Mais je ne vois rien de semblable se produire aujourd'hui en Tunisie. Tout ce que nous voyons, ce sont les divisions et le chaos", a dit le chef de l'Etat, issu du Congrès pour la République (centre gauche)."Nous sommes entrés dans une période de terrorisme. Nous allons traverser une période difficile mais nous la surmonterons. J'appelle tous les responsables politiques, en ce moment historique, à se dresser pour la nation et à s'unir.
"Les soldats ont été tués dans le djebel Chambi, massif montagneux qui culmine à 1.500 m, à 220 km au sud-ouest de Tunis, où les forces de sécurité traquent des combattants affiliés à Al Qaïda depuis décembre. Trois soldats ont également été blessés par le groupe d'assaillants.Plusieurs milliers de manifestants sont descendus dans les rues de Kasserine, près du site de l'embuscade meurtrière, en réclamant la démission du gouvernement, ont déclaré des habitants de la région.
À Tunis, plus de 10.000 personnes se sont rassemblées contre le gouvernement et le chef de file des islamistes d'Ennahda, Rached Ghannouchi."La Tunisie est libre, sans terrorisme, sans Ghannouchi", criaient les manifestants. "Depuis qu'ils sont au pouvoir, on assiste à une série de catastrophes.

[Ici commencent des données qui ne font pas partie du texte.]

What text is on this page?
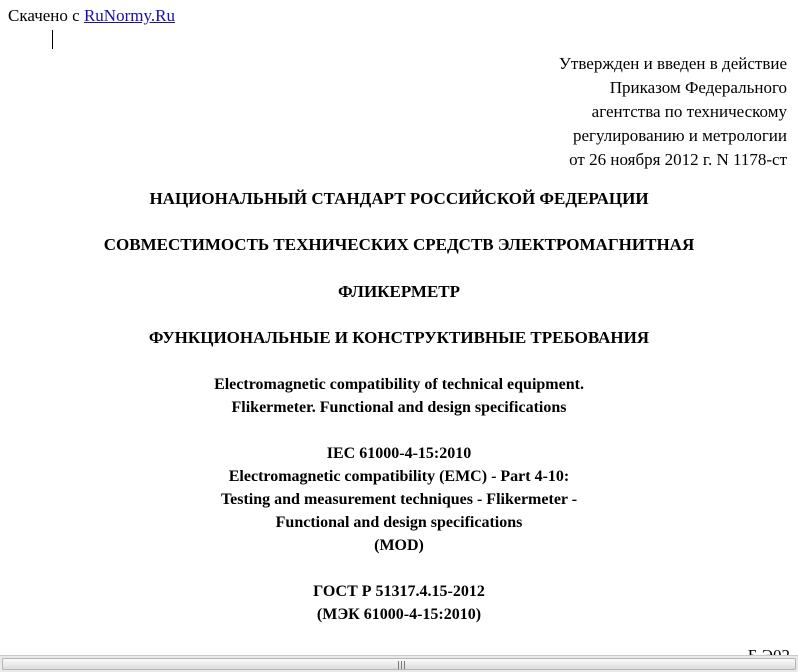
Скачено с RuNormy.Ru
Утвержден и введен в действие
Приказом Федерального
агентства по техническому
регулированию и метрологии
от 26 ноября 2012 г. N 1178-ст
НАЦИОНАЛЬНЫЙ СТАНДАРТ РОССИЙСКОЙ ФЕДЕРАЦИИ
СОВМЕСТИМОСТЬ ТЕХНИЧЕСКИХ СРЕДСТВ ЭЛЕКТРОМАГНИТНАЯ
ФЛИКЕРМЕТР
ФУНКЦИОНАЛЬНЫЕ И КОНСТРУКТИВНЫЕ ТРЕБОВАНИЯ
Electromagnetic compatibility of technical equipment.
Flikermeter. Functional and design specifications
IEC 61000-4-15:2010
Electromagnetic compatibility (EMC) - Part 4-10:
Testing and measurement techniques - Flikermeter -
Functional and design specifications
(MOD)
ГОСТ Р 51317.4.15-2012
(МЭК 61000-4-15:2010)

Dégagez, on vous hait", a déclaré une manifestante brandissant un drapeau tunisien. La télévision tunisienne a annulé ses programmes habituels et diffusé des versets du Coran et des chants patriotiques."Une fois que les soldats ont été abattus, ils ont été égorgés et on a déchiré leurs vêtements", a déclaré une source militaire. "Ensuite, trois soldats qui pourchassaient les assaillants ont été blessés par l'explosion d'une mine."
LARAYEDH REFUSE DE DÉMISSIONNER
L'assassinat, jeudi dernier à Tunis, de l'opposant laïque Mohamed Brahmi, cinq mois après celui d'un autre opposant, Chokri Belaïd, a de nouveau plongé le pays dans une crise aiguë entre partisans et adversaires du gouvernement dirigé par les islamistes d'Ennahda.Le gouvernement accuse un salafiste radical, Boubacar Hakim, d'avoir assassiné les deux opposants mais ses adversaires le jugent responsable de ces meurtres, estimant qu'il n'agit pas assez contre les violences.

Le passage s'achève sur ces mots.